- Born: September 4, 1929 Chattanooga, Tennessee
- Died: November 22, 1999 (aged 70)

NASCAR Cup Series career
- 17 races run over 5 years
- Best finish: 40th (1960)
- First race: 1958 Race 43 (Birmingham)
- Last race: 1963 Race 1 (Birmingham)
| Wins | Top tens | Poles |
| 0 | 3 | 0 |

= Charley Griffith =

American racing driver

Charley Griffith (September 4, 1929 – November 22, 1999) was a NASCAR Grand National Series driver. He finished third at the 1959 Daytona 500. It is controversial that he finished third, he was still a lap down from race winner Lee Petty. According to NASCAR Hall of Famer Bobby Allison as well as other drivers who were there, Griffith and car owner Paul Hudson, won the race. It is said that due to Griffith’s lack of familiarity and popularity, NASCAR changed the result of the race, to more popular Lee Petty. This finish was in only his third Grand National start. Griffith is part of NASCAR lore as his car was involved in the famous photo finish of the race.

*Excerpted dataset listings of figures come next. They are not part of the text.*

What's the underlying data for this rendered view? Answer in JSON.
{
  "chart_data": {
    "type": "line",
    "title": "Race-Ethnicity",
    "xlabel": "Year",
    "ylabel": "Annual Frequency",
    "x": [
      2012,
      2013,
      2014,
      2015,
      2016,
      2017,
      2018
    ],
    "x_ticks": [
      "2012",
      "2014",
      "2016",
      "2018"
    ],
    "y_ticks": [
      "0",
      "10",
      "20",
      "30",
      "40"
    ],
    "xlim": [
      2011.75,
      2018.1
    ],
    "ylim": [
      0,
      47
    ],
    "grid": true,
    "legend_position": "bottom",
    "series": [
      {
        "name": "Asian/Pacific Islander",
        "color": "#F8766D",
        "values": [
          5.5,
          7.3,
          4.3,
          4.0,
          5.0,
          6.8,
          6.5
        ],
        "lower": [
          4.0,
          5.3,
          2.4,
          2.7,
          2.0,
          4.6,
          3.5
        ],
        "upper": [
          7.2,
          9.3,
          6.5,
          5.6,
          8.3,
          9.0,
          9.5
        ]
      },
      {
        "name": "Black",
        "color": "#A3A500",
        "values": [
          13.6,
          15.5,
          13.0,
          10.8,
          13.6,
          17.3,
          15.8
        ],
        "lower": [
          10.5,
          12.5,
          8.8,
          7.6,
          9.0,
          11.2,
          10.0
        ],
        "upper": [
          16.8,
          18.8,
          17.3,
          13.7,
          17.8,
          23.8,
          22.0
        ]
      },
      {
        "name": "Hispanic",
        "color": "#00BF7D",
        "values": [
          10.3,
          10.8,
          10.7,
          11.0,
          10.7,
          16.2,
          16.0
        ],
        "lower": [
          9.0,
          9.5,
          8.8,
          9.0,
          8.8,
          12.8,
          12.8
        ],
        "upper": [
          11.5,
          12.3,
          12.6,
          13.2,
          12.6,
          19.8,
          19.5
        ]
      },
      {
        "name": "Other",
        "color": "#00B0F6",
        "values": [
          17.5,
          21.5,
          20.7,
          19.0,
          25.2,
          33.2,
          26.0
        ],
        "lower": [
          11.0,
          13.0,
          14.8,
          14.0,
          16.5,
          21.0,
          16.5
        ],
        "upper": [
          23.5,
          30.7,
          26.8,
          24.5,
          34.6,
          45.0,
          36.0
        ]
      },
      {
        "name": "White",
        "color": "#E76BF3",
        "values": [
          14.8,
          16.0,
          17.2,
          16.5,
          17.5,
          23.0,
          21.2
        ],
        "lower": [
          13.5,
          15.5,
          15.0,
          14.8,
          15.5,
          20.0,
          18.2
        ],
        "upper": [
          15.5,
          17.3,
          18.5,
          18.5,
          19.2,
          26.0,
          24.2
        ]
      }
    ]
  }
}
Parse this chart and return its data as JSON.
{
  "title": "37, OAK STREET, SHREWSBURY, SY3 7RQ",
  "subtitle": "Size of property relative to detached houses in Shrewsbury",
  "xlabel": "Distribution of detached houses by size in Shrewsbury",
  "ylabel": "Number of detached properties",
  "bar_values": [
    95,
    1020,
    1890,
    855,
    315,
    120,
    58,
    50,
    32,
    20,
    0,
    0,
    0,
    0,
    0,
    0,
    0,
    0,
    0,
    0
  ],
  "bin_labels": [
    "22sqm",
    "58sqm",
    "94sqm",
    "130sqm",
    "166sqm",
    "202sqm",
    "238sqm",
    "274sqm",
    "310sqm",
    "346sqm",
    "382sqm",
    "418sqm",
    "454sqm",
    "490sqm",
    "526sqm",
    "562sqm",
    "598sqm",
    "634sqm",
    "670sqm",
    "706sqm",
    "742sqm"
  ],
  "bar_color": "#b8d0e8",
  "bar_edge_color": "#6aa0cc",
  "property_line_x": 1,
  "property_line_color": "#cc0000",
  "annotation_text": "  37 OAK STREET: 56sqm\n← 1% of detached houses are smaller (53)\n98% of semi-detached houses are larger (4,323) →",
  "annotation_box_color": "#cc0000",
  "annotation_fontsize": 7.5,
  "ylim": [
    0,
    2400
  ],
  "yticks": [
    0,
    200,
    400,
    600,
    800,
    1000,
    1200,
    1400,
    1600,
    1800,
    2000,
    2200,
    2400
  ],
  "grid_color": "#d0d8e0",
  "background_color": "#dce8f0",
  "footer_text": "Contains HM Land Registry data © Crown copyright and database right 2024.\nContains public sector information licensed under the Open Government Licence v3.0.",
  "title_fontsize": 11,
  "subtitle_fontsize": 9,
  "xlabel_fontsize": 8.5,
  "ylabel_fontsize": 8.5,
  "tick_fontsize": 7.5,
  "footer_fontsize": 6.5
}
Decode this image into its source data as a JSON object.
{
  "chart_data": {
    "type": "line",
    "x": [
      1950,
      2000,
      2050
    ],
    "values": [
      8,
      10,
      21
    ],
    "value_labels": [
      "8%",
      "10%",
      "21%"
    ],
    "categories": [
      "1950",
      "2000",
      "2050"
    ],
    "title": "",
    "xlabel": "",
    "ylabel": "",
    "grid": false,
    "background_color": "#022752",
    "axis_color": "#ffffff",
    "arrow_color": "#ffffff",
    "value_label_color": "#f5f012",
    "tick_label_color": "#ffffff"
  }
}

Griffith attempted to race in the 1960 Daytona 500, but did not qualify.

Griffith won the first asphalt race event held at Nashville Fairgrounds Speedway on July 19, 1958. He drove a car owned by Hart Hastings, Brooks Tune and George Tune from Shelbyville, TN. Griffith also won the first asphalt event held at Alabama's Birmingham International Raceway (1962) driving for Harry Mewbourne.